Republican presidential candidate Mitt Romney told Univison in an interview Wednesday that he did not mind when President Obama called him the "grandfather" of Obamacare when referring to the program Romney instituted when he was governor of Massachusetts. Quite the opposite. Romney  thought other states might take a page from the Massachusetts playbook.

We didn't have to cut Medicare by $716 billion. We didn't raise taxes on health companies by $500 billion, as the president did. We crafted a program that worked for our state. I believe the right course for health care reform is to say for each state we're going to give you the Medicaid dollars you've had in the past, plus grow them by 1 percent. And you, as the states, are now going to be given targets to move people to insurance, and you craft programs that are right for your state. Some will copy what we did; others will find better ideas.

Romney is right: The state of Massachusetts did not cut Medicare to finance health care (nor could it have, as states don't have a say in the federally financed entitlement budget). Whereas the Affordable Care Act levies a tax on insurance companies and makers of medical devices, the Massachusetts law has no similar provision.

But could a state with a capped Medicaid budget, as Romney has proposed, copy what Romney did in Massachusetts and end up with universal coverage? Romney's own experience suggests probably not: His state a special pot of federal money, alongside a preexisting assessment on hospitals and insurers, to expand insurance coverage to 98 percent of its population.

Way back in 1985, under then-Gov. Michael Dukakis, Massachusetts set up a program called the Uncompensated Care Pool. Much like the name suggests, the pool is used to finance health care for those without insurance. Massachusetts financed the plan largely through assessments on hospitals and insurers. Under Romney's administration In 2004, each industry paid in about $157 million to keep the pool running. That plan still operates today -- under the name Health Safety Net - and covers health care needs that Massachusetts residents cannot afford.

Since the late 1990s, Massachusetts has also received additional Medicaid funds to enroll populations that other states traditionally do not cover. In 2005, when Romney was governor, the federal aid amounted to $550 million. As former Romney adviser John McDonough explains in his book "Inside Health Policy," the funds were crucial to laying the foundation for universal health coverage. He takes us back to 2005, when the George W. Bush administration was getting ready to end that special funding arrangement:

"In Masachusetts, $350 million is a lot of money, and the news set off alarm bells. Governor Romney reached out and formed a partnership with Senator Kennedy to scheme how to keep the extra federal dollars coming. At that moment, the state's mundane desire to retain federal dollars merged with the policy goal of universal coverage to create a new policy imperative. Romney and Kennedy proposed that Massachusetts keep receiving the extra payments and in return the state would shift the use of those dollars [to] subsidies to help lower-income individuals purchase health insurance coverage."

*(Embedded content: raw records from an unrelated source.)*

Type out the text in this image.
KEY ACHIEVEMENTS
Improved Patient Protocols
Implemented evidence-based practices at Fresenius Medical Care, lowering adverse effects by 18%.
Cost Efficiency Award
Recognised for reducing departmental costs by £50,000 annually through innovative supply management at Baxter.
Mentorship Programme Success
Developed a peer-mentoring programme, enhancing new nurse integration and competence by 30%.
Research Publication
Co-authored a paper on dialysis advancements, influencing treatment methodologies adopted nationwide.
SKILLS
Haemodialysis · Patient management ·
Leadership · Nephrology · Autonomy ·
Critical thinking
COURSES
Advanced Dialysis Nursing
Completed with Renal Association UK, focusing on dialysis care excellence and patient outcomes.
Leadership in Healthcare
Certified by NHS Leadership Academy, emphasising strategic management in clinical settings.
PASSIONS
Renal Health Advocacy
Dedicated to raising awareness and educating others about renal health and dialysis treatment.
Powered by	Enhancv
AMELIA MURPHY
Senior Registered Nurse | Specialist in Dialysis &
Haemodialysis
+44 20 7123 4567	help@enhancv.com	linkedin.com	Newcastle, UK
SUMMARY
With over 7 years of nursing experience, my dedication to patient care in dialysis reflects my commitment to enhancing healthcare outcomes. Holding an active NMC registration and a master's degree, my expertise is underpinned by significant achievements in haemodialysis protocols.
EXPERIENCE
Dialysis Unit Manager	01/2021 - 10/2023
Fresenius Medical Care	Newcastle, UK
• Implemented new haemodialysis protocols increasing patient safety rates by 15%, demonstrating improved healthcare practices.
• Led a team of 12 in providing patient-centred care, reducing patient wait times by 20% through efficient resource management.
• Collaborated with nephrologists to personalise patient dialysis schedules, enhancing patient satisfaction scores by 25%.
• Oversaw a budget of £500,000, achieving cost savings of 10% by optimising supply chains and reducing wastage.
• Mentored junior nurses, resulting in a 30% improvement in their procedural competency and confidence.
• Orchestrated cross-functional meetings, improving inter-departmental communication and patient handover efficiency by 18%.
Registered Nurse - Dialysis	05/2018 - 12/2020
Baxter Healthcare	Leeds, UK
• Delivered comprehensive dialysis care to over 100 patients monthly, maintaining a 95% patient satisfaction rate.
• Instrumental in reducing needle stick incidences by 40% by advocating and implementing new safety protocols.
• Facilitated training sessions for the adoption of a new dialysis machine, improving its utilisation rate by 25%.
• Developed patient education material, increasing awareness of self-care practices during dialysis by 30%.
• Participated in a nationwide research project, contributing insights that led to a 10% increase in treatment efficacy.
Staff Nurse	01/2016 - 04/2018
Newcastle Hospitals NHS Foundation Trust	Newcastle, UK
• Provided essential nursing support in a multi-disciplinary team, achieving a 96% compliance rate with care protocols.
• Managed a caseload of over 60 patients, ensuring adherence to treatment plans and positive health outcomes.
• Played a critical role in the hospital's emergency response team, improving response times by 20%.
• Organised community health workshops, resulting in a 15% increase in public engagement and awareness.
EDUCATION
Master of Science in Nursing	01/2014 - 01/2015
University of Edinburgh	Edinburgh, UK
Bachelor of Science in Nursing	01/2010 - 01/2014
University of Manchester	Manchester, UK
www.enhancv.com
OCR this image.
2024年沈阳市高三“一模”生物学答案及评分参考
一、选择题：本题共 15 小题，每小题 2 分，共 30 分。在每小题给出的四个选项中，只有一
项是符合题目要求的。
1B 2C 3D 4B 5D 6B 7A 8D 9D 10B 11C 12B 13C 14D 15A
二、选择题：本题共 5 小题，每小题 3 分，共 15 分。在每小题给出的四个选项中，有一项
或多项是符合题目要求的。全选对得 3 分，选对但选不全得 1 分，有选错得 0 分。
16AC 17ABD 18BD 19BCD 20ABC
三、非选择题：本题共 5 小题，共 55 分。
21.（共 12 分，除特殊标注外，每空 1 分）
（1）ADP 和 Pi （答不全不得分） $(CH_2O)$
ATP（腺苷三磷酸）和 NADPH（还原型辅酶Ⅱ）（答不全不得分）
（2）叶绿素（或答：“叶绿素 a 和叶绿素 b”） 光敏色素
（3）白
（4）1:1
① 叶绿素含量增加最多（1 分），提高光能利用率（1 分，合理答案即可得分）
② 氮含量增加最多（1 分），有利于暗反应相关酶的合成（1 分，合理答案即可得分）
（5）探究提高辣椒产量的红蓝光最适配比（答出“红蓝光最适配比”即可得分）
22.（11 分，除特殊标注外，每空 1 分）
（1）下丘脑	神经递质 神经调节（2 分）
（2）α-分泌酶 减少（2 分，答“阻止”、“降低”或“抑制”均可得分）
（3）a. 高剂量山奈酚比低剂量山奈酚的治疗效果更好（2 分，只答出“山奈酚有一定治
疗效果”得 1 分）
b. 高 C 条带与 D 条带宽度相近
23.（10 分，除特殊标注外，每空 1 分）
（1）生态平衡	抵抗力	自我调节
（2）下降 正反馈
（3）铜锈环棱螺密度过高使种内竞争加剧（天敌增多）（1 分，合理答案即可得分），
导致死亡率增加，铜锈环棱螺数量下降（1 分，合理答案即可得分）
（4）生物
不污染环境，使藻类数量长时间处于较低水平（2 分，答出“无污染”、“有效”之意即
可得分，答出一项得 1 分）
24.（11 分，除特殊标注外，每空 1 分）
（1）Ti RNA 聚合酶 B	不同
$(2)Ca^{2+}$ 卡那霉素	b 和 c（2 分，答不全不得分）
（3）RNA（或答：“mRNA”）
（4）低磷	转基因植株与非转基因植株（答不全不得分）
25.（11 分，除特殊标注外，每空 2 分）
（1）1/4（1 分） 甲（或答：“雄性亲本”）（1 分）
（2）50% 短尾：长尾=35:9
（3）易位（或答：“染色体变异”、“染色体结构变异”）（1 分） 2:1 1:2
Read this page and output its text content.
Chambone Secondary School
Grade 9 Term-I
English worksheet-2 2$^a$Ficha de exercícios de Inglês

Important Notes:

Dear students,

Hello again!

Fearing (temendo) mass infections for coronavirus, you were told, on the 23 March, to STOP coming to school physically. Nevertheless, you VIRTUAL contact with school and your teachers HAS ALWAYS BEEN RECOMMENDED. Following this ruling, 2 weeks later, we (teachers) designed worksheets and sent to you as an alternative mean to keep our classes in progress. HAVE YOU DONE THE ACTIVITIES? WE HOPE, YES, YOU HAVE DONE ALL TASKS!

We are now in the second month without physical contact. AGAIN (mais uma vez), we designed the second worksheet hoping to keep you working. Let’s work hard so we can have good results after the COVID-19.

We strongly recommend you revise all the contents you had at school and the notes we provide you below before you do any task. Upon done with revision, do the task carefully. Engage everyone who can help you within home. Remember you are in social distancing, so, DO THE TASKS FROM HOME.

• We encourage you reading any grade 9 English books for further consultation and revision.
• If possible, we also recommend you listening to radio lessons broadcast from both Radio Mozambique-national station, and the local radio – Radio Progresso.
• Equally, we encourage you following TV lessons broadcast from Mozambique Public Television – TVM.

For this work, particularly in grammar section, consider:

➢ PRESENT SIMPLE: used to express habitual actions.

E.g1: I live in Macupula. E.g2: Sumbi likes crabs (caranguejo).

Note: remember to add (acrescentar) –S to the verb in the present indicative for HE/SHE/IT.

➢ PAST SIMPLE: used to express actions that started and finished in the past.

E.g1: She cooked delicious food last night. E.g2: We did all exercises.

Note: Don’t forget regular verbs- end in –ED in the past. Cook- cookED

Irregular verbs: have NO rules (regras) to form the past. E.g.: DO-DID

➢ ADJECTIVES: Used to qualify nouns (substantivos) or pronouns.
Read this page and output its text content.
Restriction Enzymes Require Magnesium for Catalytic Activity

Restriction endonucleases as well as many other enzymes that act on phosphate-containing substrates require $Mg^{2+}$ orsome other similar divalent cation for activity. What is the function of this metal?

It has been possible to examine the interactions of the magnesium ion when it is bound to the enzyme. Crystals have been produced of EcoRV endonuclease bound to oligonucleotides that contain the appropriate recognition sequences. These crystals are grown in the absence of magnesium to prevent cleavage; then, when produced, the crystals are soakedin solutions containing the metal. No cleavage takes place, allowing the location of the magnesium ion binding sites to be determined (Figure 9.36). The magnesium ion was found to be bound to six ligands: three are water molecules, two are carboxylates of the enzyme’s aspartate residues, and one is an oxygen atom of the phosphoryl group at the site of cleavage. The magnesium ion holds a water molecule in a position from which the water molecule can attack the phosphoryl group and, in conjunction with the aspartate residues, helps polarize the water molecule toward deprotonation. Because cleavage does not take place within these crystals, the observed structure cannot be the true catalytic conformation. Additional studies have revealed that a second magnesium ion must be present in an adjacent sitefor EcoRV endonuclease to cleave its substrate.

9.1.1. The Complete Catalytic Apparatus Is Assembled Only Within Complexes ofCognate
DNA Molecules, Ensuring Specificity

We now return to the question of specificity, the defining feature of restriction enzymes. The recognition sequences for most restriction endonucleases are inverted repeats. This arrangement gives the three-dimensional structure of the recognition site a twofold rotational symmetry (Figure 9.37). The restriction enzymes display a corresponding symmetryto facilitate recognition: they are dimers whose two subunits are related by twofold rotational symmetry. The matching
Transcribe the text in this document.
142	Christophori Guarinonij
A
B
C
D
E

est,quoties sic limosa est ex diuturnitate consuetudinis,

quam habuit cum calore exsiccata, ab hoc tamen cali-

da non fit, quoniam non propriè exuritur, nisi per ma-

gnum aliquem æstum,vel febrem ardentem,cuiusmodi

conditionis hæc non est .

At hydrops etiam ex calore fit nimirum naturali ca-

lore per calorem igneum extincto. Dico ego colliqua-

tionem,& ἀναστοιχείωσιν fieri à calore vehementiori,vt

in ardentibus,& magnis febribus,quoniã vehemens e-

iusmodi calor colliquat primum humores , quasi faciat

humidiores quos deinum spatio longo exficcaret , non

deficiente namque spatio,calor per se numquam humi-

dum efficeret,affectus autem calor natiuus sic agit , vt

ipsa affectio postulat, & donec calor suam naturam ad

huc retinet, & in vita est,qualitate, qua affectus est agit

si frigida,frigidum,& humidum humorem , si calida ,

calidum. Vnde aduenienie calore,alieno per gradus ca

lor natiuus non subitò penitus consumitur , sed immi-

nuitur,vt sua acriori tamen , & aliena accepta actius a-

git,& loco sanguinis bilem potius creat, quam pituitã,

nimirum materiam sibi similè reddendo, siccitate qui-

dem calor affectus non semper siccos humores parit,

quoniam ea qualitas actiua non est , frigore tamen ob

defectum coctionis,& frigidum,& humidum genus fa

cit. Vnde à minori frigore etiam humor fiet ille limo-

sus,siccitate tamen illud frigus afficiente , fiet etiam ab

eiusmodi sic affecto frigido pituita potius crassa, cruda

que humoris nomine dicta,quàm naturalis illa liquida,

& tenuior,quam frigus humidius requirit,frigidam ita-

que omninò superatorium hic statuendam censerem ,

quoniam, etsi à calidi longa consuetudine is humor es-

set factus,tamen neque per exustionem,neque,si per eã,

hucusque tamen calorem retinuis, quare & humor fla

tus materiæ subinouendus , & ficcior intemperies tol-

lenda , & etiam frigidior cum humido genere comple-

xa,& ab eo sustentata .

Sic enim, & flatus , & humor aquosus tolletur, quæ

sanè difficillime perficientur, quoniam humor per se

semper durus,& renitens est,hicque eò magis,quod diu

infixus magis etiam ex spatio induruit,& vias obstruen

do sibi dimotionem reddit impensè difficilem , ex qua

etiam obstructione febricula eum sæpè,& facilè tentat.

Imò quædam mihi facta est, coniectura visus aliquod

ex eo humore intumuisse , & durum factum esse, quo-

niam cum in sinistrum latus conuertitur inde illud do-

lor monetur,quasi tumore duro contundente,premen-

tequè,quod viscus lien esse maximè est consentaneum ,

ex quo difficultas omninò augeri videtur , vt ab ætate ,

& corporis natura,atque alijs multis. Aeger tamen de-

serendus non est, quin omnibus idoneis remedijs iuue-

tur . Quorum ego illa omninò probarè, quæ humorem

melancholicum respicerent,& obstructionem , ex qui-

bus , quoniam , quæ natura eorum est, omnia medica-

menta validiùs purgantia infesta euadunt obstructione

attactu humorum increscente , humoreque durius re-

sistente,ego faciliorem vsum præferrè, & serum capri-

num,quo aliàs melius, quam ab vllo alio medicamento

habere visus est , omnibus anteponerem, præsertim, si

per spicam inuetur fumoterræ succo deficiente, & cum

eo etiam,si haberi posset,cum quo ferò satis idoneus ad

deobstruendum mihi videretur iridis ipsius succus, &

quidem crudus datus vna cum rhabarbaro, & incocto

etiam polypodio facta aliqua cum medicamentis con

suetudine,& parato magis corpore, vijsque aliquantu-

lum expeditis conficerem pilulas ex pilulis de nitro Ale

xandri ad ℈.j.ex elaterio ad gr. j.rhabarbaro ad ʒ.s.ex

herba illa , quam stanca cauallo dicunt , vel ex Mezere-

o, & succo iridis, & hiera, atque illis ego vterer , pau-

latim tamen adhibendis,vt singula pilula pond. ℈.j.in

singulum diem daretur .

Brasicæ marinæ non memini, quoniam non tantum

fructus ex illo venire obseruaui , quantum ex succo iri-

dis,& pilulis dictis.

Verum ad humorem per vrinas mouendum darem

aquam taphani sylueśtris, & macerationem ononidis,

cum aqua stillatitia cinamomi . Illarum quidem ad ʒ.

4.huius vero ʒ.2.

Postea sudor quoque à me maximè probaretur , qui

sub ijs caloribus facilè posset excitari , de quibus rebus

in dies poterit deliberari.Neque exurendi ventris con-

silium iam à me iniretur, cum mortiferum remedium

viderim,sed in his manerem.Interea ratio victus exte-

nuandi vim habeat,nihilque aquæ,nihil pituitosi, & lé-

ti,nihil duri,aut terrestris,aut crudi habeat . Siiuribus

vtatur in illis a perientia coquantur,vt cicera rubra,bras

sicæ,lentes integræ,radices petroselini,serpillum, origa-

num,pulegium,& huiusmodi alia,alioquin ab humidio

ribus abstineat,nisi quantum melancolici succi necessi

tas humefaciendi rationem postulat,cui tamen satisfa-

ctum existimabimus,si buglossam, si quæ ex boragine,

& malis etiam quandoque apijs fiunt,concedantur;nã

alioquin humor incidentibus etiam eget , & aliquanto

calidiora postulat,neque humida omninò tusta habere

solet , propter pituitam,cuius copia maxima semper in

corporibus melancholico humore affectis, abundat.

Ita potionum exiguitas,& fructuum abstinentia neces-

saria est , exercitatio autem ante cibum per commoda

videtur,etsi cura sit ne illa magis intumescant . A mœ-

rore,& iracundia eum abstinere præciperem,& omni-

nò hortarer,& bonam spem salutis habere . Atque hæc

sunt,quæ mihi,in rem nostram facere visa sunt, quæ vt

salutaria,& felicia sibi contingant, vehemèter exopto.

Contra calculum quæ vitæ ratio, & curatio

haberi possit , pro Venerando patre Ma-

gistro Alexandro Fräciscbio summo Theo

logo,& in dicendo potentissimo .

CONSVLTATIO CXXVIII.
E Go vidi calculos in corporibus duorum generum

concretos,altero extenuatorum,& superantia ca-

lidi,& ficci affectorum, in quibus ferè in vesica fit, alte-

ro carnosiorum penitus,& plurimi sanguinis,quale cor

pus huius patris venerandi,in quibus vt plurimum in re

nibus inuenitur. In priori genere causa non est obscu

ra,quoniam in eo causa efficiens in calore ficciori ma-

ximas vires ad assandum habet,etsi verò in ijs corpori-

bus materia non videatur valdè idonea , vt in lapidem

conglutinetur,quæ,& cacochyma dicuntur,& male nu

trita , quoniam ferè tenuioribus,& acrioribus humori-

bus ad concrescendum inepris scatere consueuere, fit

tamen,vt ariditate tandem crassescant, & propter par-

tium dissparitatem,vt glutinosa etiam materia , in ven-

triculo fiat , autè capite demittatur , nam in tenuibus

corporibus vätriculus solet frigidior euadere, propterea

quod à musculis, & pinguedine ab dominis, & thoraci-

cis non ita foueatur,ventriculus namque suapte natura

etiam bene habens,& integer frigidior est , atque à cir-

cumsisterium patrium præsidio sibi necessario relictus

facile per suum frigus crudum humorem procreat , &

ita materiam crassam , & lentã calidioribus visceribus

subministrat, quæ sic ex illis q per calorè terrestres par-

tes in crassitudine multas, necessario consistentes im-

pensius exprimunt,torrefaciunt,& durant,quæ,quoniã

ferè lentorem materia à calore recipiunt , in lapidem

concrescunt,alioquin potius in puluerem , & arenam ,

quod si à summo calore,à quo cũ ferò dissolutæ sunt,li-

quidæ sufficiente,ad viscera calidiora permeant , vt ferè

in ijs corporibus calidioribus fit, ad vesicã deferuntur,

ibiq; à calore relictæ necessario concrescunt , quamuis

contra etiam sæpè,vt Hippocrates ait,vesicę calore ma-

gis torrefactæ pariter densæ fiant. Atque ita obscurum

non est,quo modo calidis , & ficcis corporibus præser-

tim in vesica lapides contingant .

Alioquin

Ryan Lizza recounts a similar version of events in his New Yorker article on Romneycare. That state ultimately secured three years of additional Medicaid funding, $1.05 billion, which largely financed the Massachusetts expansion. Both accounts suggest that it was a special commitment from the federal government, rather than a capped budget, that spurred Massachusetts' success.

Since then, employers and individuals have chipped in to keep the universal coverage program afloat. The Blue Cross Blue Shield Foundation of Massachusetts saw spending by both of those groups increase in the year after Romneycare became law, which they attribute to rising medical costs and the insurance expansion.

Five years later, it's largely federal funding that keeps Massachusetts' universal coverage afloat. Since 2005, the state has twice renewed that federal waiver -- the one Lizza and McDonough wrote about -- to provide additional Medicaid dollars to the state.

The most recent renewal was last December 2011, when the state secured $26.75 billion in federal funds over the course of three years. It will, among other programs, continue to finance the universal coverage program.

"The milestone agreement also ensures the ongoing success of Massachusetts’ historic health care reform initiative, through which more than 98 percent of the Commonwealth’s residents, and 99.8 percent of children, have health insurance," Massachusetts Health and Human Services Secretary JudyAnn Bixby wrote at the time. "The waiver fully funds our ongoing health care reform implementation."

So Massachusetts used not just federal Medicaid money but federal dollars above and beyond that Medicaid money to finance their health reforms. It is difficult to see how Romney's proposal to cut Medicaid spending and hand that reduced share over to the states would allow other states to follow Massachusetts' example. It might not even permit Massachusetts to continue following Massachusetts' example.